Our graph learns six components that represent meta features over the gene space. We can identify each with a specific type of cell or related types of cells. For example, the light green component (cluster 2) represents the very early stage neural stem cells as it is highly correlated with increased Aldoc, Pax6 and Sox2 gene expression. Most interesting to examine is cluster 6, the largest component, which represents development into mature neurons. Within this component we can see a progression from just after intermediate progenitors on the left (showing Eomes expression) to more mature neurons with higher expression of Tbr1 and Sox5. With a standard autoencoder we cannot see progression structure of this dataset. While some of the more global structure is captured, we fail to see the data progression from intermediate progenitors to mature neurons. Learning a graph allows us to create receptive fields e.g. clusters of neurons that correspond to specific structures within the data, in this case cell types. Within these neighborhoods, we can pick up on the substructure within a single cell type, i.e. their developmental trajectory.

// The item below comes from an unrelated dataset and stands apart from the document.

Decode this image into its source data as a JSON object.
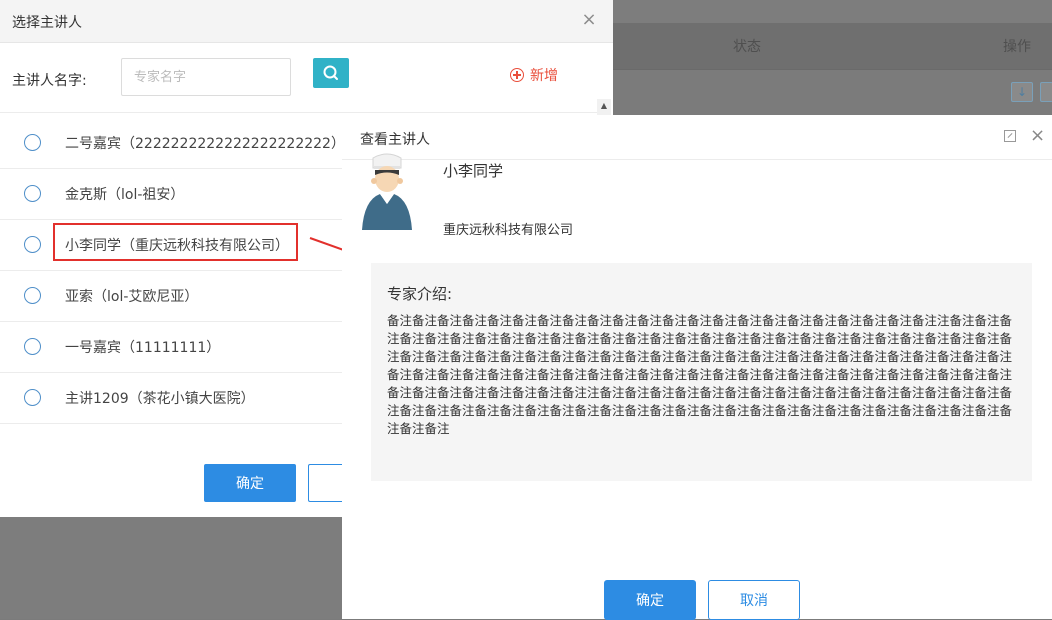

Table 1. MNIST classification training and test accuracies for coefficient selected using cross validation over regularization weights in \([10^{-7}, 10^{-6}, \ldots , 10^{-2}]\) for various regularization methods with standard deviation over 10 replicates.

4.3 Computational Cost

Our method can be used to increase interpretability without much loss in representation power. At low levels, GSR can be thought of as rearranging the activations so that they become spatially coherent. As with other interpretability methods, GSR is not meant to increase representation power, but create useful representations with low cost in power. Since GSR does not require an information bottleneck such as in \(\beta \)-VAE, a GSR layer can be very wide, while still being interpretable. In comparing loss of representation power, GSR should be compared to other regularization methods, namely L1 and L2 penalties (See Table 1). In all three cases we can see that a higher penalty reduces the model capacity. GSR affects performance in approximately the same way as L1 and L2 regularizations do. To confirm this, we ran a MNIST classifier and measured train and test accuracy with 10 replicates. Graph spectral regularization adds a bit more overhead than elementwise activation penalties. However, the added cost can be seen as containing one matrix vector operation per pass. Empirically, GSR shows similar computational cost as other simple regularizations such as L1 and L2. To compare costs, we used a Keras model with Tensorflow backend [1] on a Nvidia Titan X GPU and a dual Intel(R) Xeon(R) CPU E5-2697 v4 @ 2.30 GHz, and with batchsize 256. we observed during training 233 milliseconds (ms) per step with no regularization, 266 ms for GSR, and 265 ms for L2 penalties.

5 Conclusion

We have introduced a novel biologically inspired method for regularizing features of the internal layers of dense neural networks to take the shape of a graph. We show that coherent features emerge and can be used to interpret the underlying structure of the dataset. Furthermore, when the intended graph is not known apriori, we have presented a method for learning the graph structure, which learns a graph relevant to the data. This regularization framework takes a step towards more interpretable neural networks, and has applicability for future work seeking to reveal important structure in real-world biological datasets as we have demonstrated here.